Femme dirigeante dans le bâtiment : quelle protection sociale selon votre statut ?


Vous êtes chef d’entreprise dans le secteur du BTP ? La structure juridique de votre société et le nombre de parts sociales que vous y détenez déterminent votre statut de salariée ou non-salariée. Cet élément capital conditionne votre protection sociale en matière de santé, maternité, retraite, perte d’emploi, etc. Petit tour d’horizon des garanties auxquelles vous pouvez prétendre selon votre régime social en tant que femme dirigeante du bâtiment.

Femme dirigeante dans le bâtiment : quelle protection sociale selon votre statut ?

Couverture sociale de la dirigeante assimilée-salariée dans le BTP

Vous disposez d’un statut d’assimilée-salariée si vous êtes :

  • directrice générale ou présidente d’une SA, SAS ou SASU
  • gérante non associée d’une EURL
  • gérante minoritaire ou égalitaire d’une SARL, c’est-à-dire si vous possédez au maximum 50 % du capital social (parts détenues par votre conjoint et vos enfants mineurs incluses)

Dans ce cas, vous relevez du régime général de la Sécurité sociale et vous bénéficiez ainsi de la même protection que les salariés du privé pour la santé-maternité, l’invalidité-décès et la retraite. En revanche, le statut d’assimilé-salarié n’ouvre pas systématiquement droit au chômage. Pour y prétendre, vous devez justifier auprès de Pôle Emploi d’un contrat de travail vérifiant les conditions suivantes :


  • exécution de tâches distinctes de celles liées à votre mandat de dirigeante
  • existence d’un lien de subordination juridique avec votre employeur

Afin de préserver votre sécurité financière et celle de votre famille en cas de perte d’emploi, vous pouvez contracter une Garantie sociale des chefs d’entreprise (GSC), telle que celle proposée par SMA. Ce groupe d’assurances pour les professionnels du BTP vous informe à travers le site Elles Assurent, dédié aux femmes du bâtiment.
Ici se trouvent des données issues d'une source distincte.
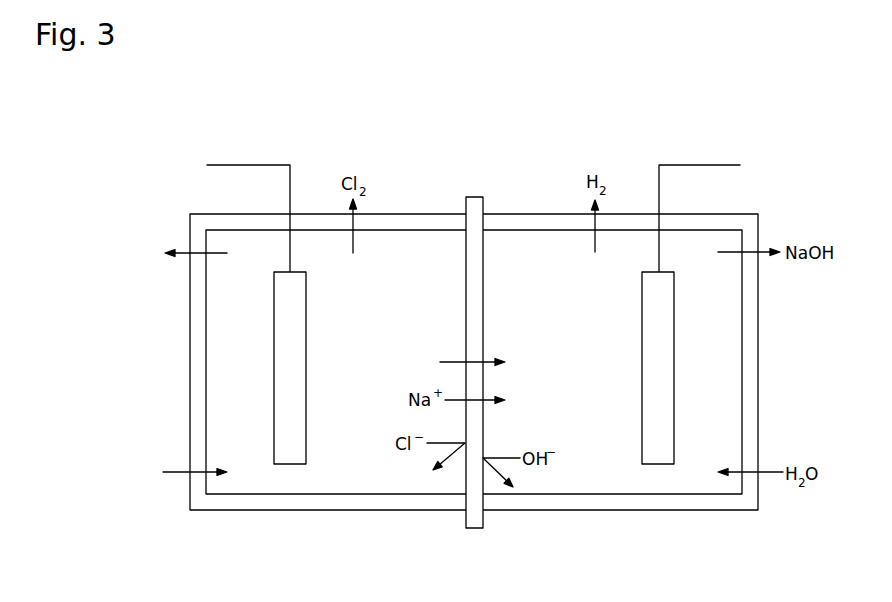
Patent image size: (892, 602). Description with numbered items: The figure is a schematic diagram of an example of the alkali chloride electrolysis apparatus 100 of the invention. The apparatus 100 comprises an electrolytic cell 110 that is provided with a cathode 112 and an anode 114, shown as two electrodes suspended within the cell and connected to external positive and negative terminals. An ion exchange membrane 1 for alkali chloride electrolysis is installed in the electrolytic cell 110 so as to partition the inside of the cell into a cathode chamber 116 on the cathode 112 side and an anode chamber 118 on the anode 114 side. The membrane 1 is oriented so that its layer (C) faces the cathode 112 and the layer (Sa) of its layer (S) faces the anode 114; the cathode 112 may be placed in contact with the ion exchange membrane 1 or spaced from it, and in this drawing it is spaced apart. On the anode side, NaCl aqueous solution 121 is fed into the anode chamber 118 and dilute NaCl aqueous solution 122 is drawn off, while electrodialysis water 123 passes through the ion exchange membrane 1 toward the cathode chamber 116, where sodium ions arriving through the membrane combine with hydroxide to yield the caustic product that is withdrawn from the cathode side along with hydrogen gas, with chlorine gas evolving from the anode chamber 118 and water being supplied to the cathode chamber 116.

The alkali chloride electrolysis apparatus 100 is at (402, 142).
The ion exchange membrane 1 is at (473, 197).
The electrolytic cell 110 is at (269, 512).
The cathode 112 is at (675, 345).
The anode 114 is at (273, 354).
The cathode chamber 116 is at (612, 477).
The anode chamber 118 is at (372, 477).
The NaCl aqueous solution 121 is at (176, 473).
The dilute NaCl aqueous solution 122 is at (175, 255).
The electrodialysis water 123 is at (452, 362).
Protection sociale de la femme dirigeante du bâtiment non-salariée

Vous avez un statut de travailleuse non-salariée (TNS) si vous êtes :

  • dirigeante d’une entreprise individuelle (micro-entreprise ou EIRL)
  • gérante associée d’une EURL ou SNC (société en nom collectif)
  • gérante majoritaire d’une SARL ou d’une SELARL (société d’exercice libéral à responsabilité limitée), c’est-à-dire si vous possédez plus de la moitié des parts sociales de votre entreprise

Vous êtes dans ce cas affiliée à la Sécurité sociale pour les indépendants (SSI), qui remplace le Régime social des indépendants (RSI) supprimé en 2018. La gestion de la SSI est intégrée au régime général de la Sécurité sociale depuis le 1er janvier 2020.

Par rapport à une salariée, vos cotisations à l’Urssaf sont moins élevées, mais vous bénéficiez en contrepartie d’une couverture sociale plus limitée. Votre protection est identique pour l’assurance-maladie, mais moins avantageuse en ce qui concerne les arrêts de travail, le congé maternité, l’invalidité-décès et la retraite. Depuis le 1er novembre 2019, vous pouvez toucher des allocations chômage en cas de redressement ou de liquidation judiciaire uniquement.

Pour vous prémunir des risques et envisager l’avenir avec sérénité, il est donc vivement conseillé de souscrire des contrats de prévoyance, santé et retraite complémentaires auprès d’une compagnie d’assurances spécialisée.